1. Bill Miller's BailoutWhen the going gets tough, the tough get going. But from the looks of it, that charming old aphorism doesn't apply to Wall Street, where the better portion of the tough currently appear to be getting their foreheads hit by the flat side of an ax.
Take Bill Miller, the legendary fund manager at Legg Mason (LM - Get Report). If the stock market is like some archaic lock assembly, Miller has shown over time that he is one of the few men with the pick. That is, until Bear Stearns (BSC). Anyone -- even the Sage of Baltimore -- can be unlucky enough to amble under a ceiling at the precise moment it collapses.

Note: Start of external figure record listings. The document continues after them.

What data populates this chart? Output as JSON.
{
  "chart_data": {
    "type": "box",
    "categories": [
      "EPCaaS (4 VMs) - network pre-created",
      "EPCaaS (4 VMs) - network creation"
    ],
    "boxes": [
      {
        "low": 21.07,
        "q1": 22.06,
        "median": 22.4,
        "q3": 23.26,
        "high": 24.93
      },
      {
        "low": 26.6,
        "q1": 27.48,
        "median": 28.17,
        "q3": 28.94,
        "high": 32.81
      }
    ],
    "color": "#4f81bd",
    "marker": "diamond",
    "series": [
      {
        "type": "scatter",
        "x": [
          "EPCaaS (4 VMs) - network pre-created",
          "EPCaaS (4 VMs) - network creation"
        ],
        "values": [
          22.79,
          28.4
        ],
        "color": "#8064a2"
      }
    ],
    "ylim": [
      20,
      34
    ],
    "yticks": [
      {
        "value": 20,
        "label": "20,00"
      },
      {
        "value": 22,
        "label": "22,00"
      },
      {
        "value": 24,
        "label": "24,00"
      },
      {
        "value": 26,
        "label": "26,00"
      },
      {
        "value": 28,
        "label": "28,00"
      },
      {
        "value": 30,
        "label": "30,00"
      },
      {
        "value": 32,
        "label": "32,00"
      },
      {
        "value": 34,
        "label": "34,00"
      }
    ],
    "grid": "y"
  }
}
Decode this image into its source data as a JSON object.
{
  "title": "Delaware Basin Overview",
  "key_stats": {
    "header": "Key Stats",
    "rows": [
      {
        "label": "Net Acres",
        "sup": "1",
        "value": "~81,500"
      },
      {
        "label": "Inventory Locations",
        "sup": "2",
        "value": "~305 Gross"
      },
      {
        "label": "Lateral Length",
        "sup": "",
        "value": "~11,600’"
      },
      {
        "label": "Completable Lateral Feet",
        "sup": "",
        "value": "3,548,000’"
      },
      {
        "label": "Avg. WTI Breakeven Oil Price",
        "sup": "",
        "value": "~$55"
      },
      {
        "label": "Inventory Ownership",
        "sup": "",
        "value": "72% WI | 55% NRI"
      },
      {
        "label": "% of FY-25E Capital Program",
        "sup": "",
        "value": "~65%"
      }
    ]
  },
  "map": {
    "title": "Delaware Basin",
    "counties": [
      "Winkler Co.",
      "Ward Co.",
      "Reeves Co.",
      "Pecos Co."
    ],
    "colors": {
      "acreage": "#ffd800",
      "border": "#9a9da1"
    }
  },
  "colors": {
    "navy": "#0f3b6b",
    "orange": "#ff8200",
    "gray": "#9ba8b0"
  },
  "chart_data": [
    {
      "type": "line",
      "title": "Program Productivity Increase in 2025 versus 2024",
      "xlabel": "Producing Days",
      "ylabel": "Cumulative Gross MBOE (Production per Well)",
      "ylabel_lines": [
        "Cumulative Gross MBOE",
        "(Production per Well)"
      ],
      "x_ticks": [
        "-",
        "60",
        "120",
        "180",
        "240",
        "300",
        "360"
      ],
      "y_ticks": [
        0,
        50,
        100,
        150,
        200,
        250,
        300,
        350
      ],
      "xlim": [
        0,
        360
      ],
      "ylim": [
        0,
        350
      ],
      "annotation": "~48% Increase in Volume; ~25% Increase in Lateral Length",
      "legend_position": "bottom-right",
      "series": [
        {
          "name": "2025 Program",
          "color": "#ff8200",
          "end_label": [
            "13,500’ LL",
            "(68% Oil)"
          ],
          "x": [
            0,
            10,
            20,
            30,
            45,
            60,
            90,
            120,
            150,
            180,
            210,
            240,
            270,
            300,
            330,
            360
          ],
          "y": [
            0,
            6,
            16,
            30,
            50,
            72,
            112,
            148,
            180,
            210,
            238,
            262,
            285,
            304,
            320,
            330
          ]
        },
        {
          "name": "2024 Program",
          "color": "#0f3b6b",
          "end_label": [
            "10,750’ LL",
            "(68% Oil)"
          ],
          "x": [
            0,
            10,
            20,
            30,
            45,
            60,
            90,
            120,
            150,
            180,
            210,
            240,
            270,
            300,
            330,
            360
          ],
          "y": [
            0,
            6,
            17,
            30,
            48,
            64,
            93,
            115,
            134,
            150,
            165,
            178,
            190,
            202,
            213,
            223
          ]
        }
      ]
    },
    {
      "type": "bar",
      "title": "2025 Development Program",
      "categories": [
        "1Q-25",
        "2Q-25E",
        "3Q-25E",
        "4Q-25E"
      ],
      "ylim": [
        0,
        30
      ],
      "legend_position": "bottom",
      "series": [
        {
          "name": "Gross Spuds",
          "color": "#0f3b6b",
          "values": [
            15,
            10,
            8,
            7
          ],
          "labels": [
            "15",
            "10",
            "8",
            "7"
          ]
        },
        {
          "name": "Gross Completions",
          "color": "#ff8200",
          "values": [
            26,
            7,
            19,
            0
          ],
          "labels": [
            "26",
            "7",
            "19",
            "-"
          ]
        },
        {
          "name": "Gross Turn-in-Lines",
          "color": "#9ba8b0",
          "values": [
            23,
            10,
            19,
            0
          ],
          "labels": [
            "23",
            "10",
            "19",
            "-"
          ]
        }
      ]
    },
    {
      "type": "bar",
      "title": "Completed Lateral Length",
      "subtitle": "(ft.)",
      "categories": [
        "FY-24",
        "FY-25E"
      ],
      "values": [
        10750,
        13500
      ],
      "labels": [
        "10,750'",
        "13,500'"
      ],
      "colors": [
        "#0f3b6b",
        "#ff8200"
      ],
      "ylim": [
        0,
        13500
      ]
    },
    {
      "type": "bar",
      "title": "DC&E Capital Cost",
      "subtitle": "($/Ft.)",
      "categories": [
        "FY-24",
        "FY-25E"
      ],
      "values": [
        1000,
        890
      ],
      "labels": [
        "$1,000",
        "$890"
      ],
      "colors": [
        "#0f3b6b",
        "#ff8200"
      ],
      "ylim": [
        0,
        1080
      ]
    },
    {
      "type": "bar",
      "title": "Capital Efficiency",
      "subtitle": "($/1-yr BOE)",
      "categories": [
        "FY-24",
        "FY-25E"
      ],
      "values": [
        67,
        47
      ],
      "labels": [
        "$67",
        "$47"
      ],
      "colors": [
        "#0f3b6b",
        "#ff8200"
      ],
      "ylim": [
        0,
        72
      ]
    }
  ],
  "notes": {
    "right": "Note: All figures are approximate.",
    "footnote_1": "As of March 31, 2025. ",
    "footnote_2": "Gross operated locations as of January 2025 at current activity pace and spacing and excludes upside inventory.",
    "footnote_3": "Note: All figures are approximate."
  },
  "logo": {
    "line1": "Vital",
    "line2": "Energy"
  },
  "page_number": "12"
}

But Miller suffered a far worse fate, because he was standing at a dais delivering a public speech on what a good deal Bear was at the precise moment it was collapsing toward what would become known as its take-under price.
When a smart aleck at the Q&A asked the Sage of Baltimore if he was aware of the stock's (bowel) movement as he spoke, Miller reportedly responded in the way any of us might: He turned ashen.And how did this big holder face this tougher turn? Mostly by whining. Moreover, his particular form of whining managed to dumbly obscure the difference between a stock and bond holder. See, the way things always work is that creditors get paid off first. Equity holders? Well, he who lives by the stock dies by it. Reeling, though, Miller tried to talk capitalism out of its most basic tenet. By making its guarantees, the Fed bailed out those "who loaned them all the money" while the shareholders got banged up pretty good, Miller said, neglecting to add that bankruptcy (the alternative) runs exactly the same way. Dumb-o-meter score: 95. At least Miller didn't ask for a federal bailout of fallen fund managers. Still, considering he was also a big holder of Countrywide (CFC), let's rename him the Tarragon of Baltimore.